Location: Agroecosystems Management ResearchTitle: Streambank erosion rates and loads within a single watershed: Bridging the gap between temporal and spatial scales
|PALMER, JASON - Iowa Department Of Natural Resources|
|SCHILLING, KEITH - Iowa Geological Survey|
|ISENHART, THOMAS - Iowa State University|
|SCHULTZ, RICHARD - Iowa State University|
Submitted to: Geomorphology
Publication Type: Peer Reviewed Journal
Publication Acceptance Date: 11/28/2013
Publication Date: 2/1/2014
Publication URL: http://handle.nal.usda.gov/10113/58529
Citation: Palmer, J.A., Schilling, K.E., Isenhart, T.M., Schultz, R.C., Tomer, M.D. 2014. Streambank erosion rates and loads within a single watershed: Bridging the gap between temporal and spatial scales. Geomorphology. 209:66-78.
Interpretive Summary: Sediment loads in streams is an important water quality problem that impacts transportation systems, recreational use of waters, and the quality of aquatic habitats. Recent research has shown that erosion of streambanks is the dominant source of sediment loads for many streams. However, few detailed investigations have taken place to better understand the dynamics of streambank erosion along a stream channel through time.
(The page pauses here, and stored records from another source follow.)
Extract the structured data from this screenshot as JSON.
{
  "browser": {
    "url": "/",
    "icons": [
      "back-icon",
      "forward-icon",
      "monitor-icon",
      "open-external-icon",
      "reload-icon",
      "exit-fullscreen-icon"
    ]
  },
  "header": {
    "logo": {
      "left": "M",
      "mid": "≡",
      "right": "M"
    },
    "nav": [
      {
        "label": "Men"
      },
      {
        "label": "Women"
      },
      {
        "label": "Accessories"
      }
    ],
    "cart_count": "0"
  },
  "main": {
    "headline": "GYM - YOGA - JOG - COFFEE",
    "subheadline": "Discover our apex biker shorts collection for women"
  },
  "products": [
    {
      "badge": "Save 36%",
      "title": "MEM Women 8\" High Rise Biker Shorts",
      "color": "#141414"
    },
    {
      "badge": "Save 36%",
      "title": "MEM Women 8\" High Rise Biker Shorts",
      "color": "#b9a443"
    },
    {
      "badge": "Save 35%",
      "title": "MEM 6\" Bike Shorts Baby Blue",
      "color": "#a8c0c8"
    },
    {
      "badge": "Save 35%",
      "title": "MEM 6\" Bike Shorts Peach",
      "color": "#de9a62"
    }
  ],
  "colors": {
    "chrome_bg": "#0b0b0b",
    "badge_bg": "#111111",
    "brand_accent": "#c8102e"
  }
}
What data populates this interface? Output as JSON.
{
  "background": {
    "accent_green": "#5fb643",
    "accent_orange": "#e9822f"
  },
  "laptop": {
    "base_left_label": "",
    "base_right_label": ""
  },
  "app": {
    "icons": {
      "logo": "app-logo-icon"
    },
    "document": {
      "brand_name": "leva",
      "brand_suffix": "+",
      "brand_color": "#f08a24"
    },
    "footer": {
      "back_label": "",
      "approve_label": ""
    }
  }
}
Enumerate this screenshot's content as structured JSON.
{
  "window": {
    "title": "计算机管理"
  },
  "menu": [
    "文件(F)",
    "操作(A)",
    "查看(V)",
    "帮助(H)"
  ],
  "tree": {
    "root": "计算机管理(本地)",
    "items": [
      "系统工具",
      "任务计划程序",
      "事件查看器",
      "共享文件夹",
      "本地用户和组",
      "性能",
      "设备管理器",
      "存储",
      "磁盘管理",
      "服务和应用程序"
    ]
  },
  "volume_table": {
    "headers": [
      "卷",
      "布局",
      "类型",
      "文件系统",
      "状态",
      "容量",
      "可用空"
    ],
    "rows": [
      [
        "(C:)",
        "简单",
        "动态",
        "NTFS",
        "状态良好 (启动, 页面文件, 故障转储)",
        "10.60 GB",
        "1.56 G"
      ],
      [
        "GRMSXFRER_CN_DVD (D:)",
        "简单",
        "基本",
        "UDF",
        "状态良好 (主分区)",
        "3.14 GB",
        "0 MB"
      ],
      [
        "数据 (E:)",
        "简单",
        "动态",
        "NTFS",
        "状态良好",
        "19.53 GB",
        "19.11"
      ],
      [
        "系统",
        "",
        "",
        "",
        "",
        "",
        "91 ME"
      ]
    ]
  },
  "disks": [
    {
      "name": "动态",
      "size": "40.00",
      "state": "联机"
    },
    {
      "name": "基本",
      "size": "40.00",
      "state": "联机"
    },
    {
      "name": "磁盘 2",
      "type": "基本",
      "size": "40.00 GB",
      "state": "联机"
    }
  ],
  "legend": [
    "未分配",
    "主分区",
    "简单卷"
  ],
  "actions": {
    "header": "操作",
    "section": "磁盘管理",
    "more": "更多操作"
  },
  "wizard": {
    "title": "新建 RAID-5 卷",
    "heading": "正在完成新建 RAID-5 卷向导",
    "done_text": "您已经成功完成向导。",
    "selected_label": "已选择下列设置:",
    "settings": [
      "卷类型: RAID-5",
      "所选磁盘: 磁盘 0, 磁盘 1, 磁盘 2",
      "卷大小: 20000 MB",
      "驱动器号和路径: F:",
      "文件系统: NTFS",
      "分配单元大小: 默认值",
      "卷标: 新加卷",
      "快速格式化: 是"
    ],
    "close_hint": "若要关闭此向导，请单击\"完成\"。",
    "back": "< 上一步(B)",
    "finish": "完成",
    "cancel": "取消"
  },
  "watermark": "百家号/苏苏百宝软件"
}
This study investigated streambank erosion along a headwaters stream in Iowa during a seven-year period. Year-to-year variability was large, with erosion rates varying from about 1/4 inch to nearly one foot of bank loss per year, which accounted for 23-53% of the annual sediment loads measured at the watershed outlet. The variation was driven largely by the occurrence or absence of large rainfall-runoff events from year to year. The timing and causes of bank collapse and subsequent erosion are not straightforward, and temporary storage of sediment along the channel complicates the ability to connect bank losses with sediment loads measured at the outlet. These results comprise one of the longest periods of record for detailed streambank erosion data in the U.S. This research will be of greatest interest to sedimentologists and fluvial geomorphologists, but will also be noteworthy to others interested in detailed water quality research and learning more about sediment sources and timings in watersheds.
Technical Abstract: The importance of streambank erosion to watershed-scale sediment export is being increasingly recognized. However few studies have quantified bank erosion and watershed sediment flux at the basin scale across temporal and spatial scales. In this study we evaluated the spatial distribution, extent, and temporal frequency of bank erosion in the 5218 ha Walnut Creek watershed in Iowa across a seven year period. We inventoried severely eroding streambanks along over 10 km of stream and monitored erosion pins at 20 sites within the watershed. Annual streambank recession rates ranged from 0.6 cm/yr during years of hydrological inactivity to 28.2 cm/yr during seasons with high discharge rates, with an overall average of 18.8 cm/yr. The percentage of total basin export attributed to streambank erosion along the main stem of Walnut Creek ranged from 23 to 53%. Large variations in individual site, annual rates and percentage of annual load suggested that developing direct relationships between streambank erosion rates and total sediment discharge may be confounded by the timing and magnitude of discharge events, storage of sediments within channel system and the remobilization of eroded material.